Cosa rischiano le aziende che ignorano le regole

L’AI Act prevede sanzioni che possono arrivare a cifre molto elevate, soprattutto per le violazioni più gravi. L’importo effettivo dipenderà dal tipo di infrazione, dalle dimensioni dell’azienda e da altri fattori. Non si tratta quindi di una multa automatica per ogni chatbot che sbaglia una risposta, ma di un sistema pensato per rendere conveniente il rispetto delle regole.

Le imprese dovranno classificare i propri sistemi, valutare i rischi, documentare i processi e formare il personale. Per le piccole aziende potrebbe sembrare un peso enorme, ma esistono anche vantaggi: procedure più chiare, maggiore fiducia dei clienti e meno possibilità che un errore dell’algoritmo diventi un problema reputazionale.

La vera sfida sarà evitare due estremi. Da una parte, usare l’AI Act come scusa per bloccare ogni innovazione. Dall’altra, trattare l’intelligenza artificiale come un giocattolo innocuo, lasciando che decida indisturbata su persone, acquisti e opportunità.

Cosa può fare l’utente già da oggi

Non serve diventare esperti di diritto europeo o leggere 400 pagine di regolamenti davanti a una tazza di caffè. Bastano alcune abitudini semplici:

  • leggere le impostazioni sulla privacy delle app basate sull’IA;
  • evitare di inserire dati sensibili in chatbot non verificati;
  • controllare sempre le informazioni generate automaticamente;
  • segnalare contenuti falsi, truffaldini o chiaramente manipolativi;
  • verificare se un’immagine, un video o una recensione sono stati creati artificialmente;
  • conservare ricevute e comunicazioni quando un acquisto è stato influenzato da un sistema automatico.

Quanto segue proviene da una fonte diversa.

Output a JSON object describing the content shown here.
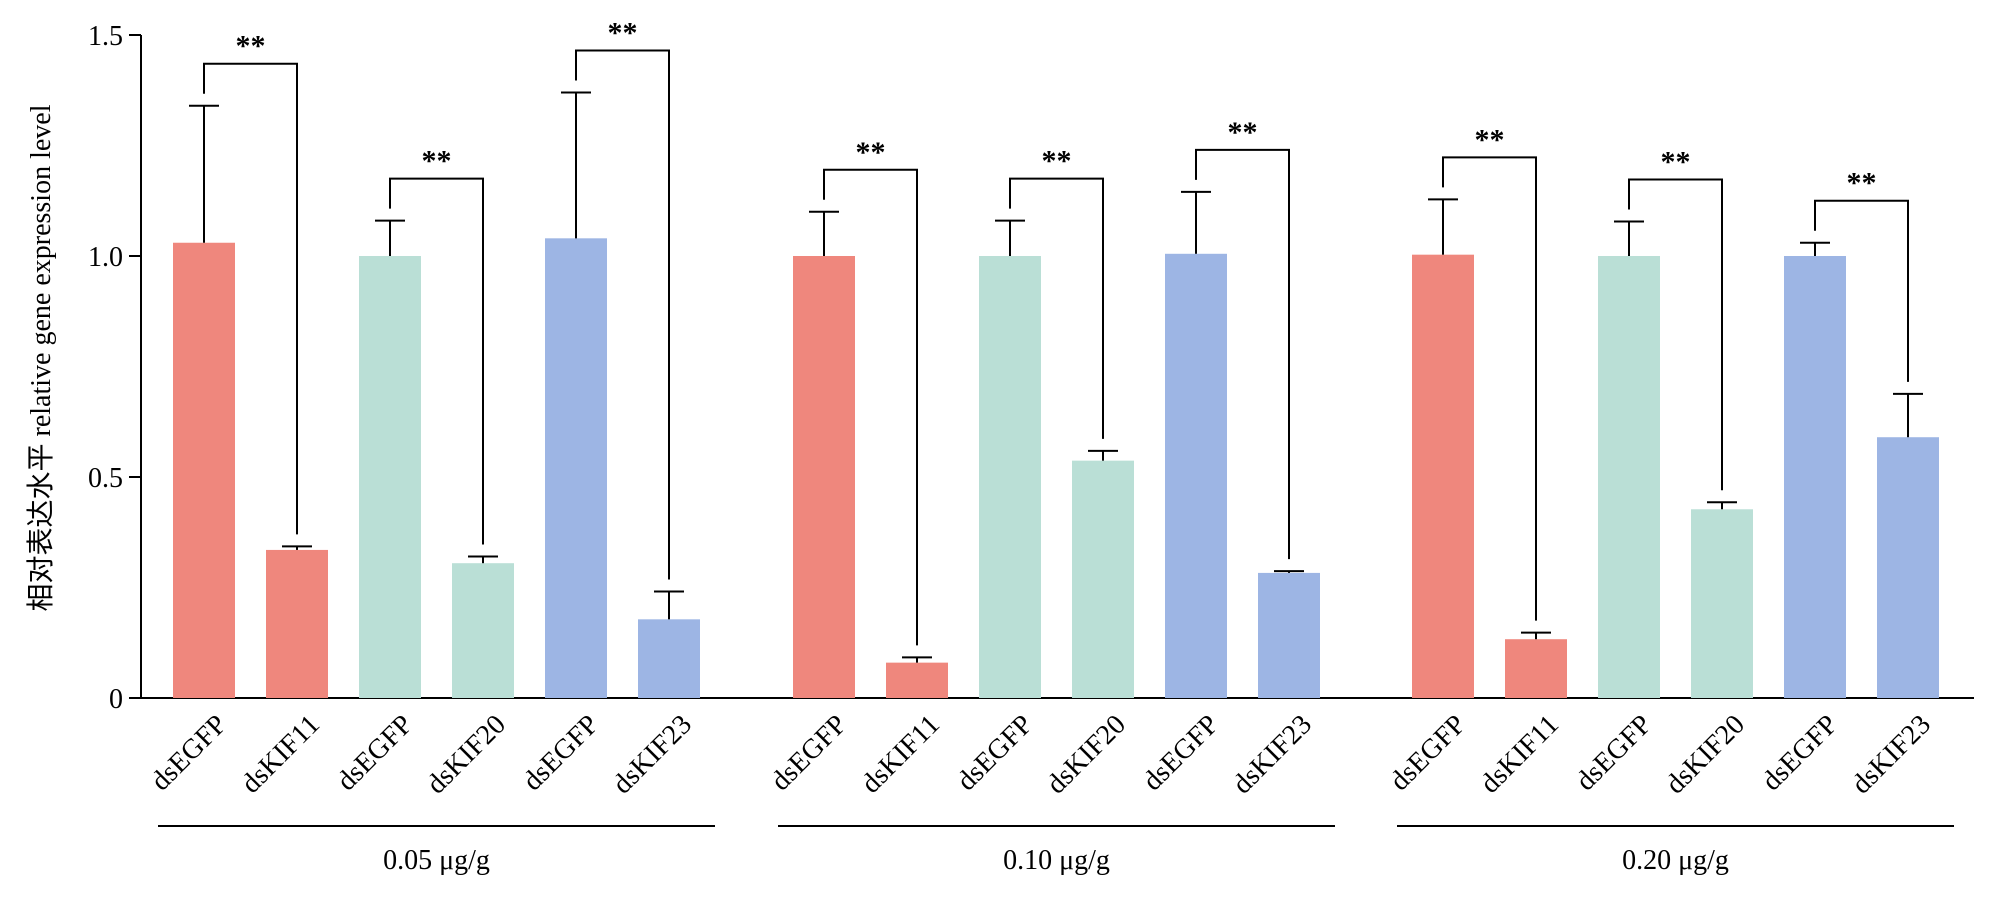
{
  "chart_data": {
    "type": "bar",
    "title": "",
    "ylabel": "相对表达水平 relative gene expression level",
    "xlabel": "",
    "ylim": [
      0,
      1.5
    ],
    "yticks": [
      0,
      0.5,
      1.0,
      1.5
    ],
    "ytick_labels": [
      "0",
      "0.5",
      "1.0",
      "1.5"
    ],
    "grid": false,
    "colors": {
      "KIF11": "#EF877D",
      "KIF20": "#BADFD6",
      "KIF23": "#9DB5E4"
    },
    "groups": [
      {
        "label": "0.05 μg/g",
        "bars": [
          {
            "category": "dsEGFP",
            "gene": "KIF11",
            "value": 1.03,
            "error": 0.31
          },
          {
            "category": "dsKIF11",
            "gene": "KIF11",
            "value": 0.335,
            "error": 0.008
          },
          {
            "category": "dsEGFP",
            "gene": "KIF20",
            "value": 1.0,
            "error": 0.08
          },
          {
            "category": "dsKIF20",
            "gene": "KIF20",
            "value": 0.305,
            "error": 0.015
          },
          {
            "category": "dsEGFP",
            "gene": "KIF23",
            "value": 1.04,
            "error": 0.33
          },
          {
            "category": "dsKIF23",
            "gene": "KIF23",
            "value": 0.178,
            "error": 0.063
          }
        ],
        "significance": [
          {
            "from": 0,
            "to": 1,
            "label": "**"
          },
          {
            "from": 2,
            "to": 3,
            "label": "**"
          },
          {
            "from": 4,
            "to": 5,
            "label": "**"
          }
        ]
      },
      {
        "label": "0.10 μg/g",
        "bars": [
          {
            "category": "dsEGFP",
            "gene": "KIF11",
            "value": 1.0,
            "error": 0.1
          },
          {
            "category": "dsKIF11",
            "gene": "KIF11",
            "value": 0.08,
            "error": 0.012
          },
          {
            "category": "dsEGFP",
            "gene": "KIF20",
            "value": 1.0,
            "error": 0.08
          },
          {
            "category": "dsKIF20",
            "gene": "KIF20",
            "value": 0.537,
            "error": 0.022
          },
          {
            "category": "dsEGFP",
            "gene": "KIF23",
            "value": 1.005,
            "error": 0.14
          },
          {
            "category": "dsKIF23",
            "gene": "KIF23",
            "value": 0.283,
            "error": 0.004
          }
        ],
        "significance": [
          {
            "from": 0,
            "to": 1,
            "label": "**"
          },
          {
            "from": 2,
            "to": 3,
            "label": "**"
          },
          {
            "from": 4,
            "to": 5,
            "label": "**"
          }
        ]
      },
      {
        "label": "0.20 μg/g",
        "bars": [
          {
            "category": "dsEGFP",
            "gene": "KIF11",
            "value": 1.003,
            "error": 0.125
          },
          {
            "category": "dsKIF11",
            "gene": "KIF11",
            "value": 0.133,
            "error": 0.015
          },
          {
            "category": "dsEGFP",
            "gene": "KIF20",
            "value": 1.0,
            "error": 0.078
          },
          {
            "category": "dsKIF20",
            "gene": "KIF20",
            "value": 0.427,
            "error": 0.016
          },
          {
            "category": "dsEGFP",
            "gene": "KIF23",
            "value": 1.0,
            "error": 0.03
          },
          {
            "category": "dsKIF23",
            "gene": "KIF23",
            "value": 0.59,
            "error": 0.098
          }
        ],
        "significance": [
          {
            "from": 0,
            "to": 1,
            "label": "**"
          },
          {
            "from": 2,
            "to": 3,
            "label": "**"
          },
          {
            "from": 4,
            "to": 5,
            "label": "**"
          }
        ]
      }
    ]
  }
}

L’AI Act non renderà perfetto internet, così come il GDPR non ha eliminato i banner dei cookie che chiedono di accettare tutto con la stessa eleganza di un venditore porta a porta. Però introduce un principio importante: l’intelligenza artificiale non deve essere una zona franca.

Per tecnologia, gaming e shopping online il futuro europeo sarà probabilmente meno selvaggio e un po’ più documentato. Potremo continuare a giocare, comprare gadget e chiedere a un assistente quale scheda grafica scegliere, ma con più strumenti per capire chi sta prendendo le decisioni e su quali dati.

Non è la fine dell’innovazione. È il tentativo, molto europeo, di mettere cintura di sicurezza, manuale d’istruzioni e qualche controllo tecnico su una macchina che corre già a tutta velocità. E, considerando quante volte installiamo software senza leggere una riga, forse non è una cattiva idea.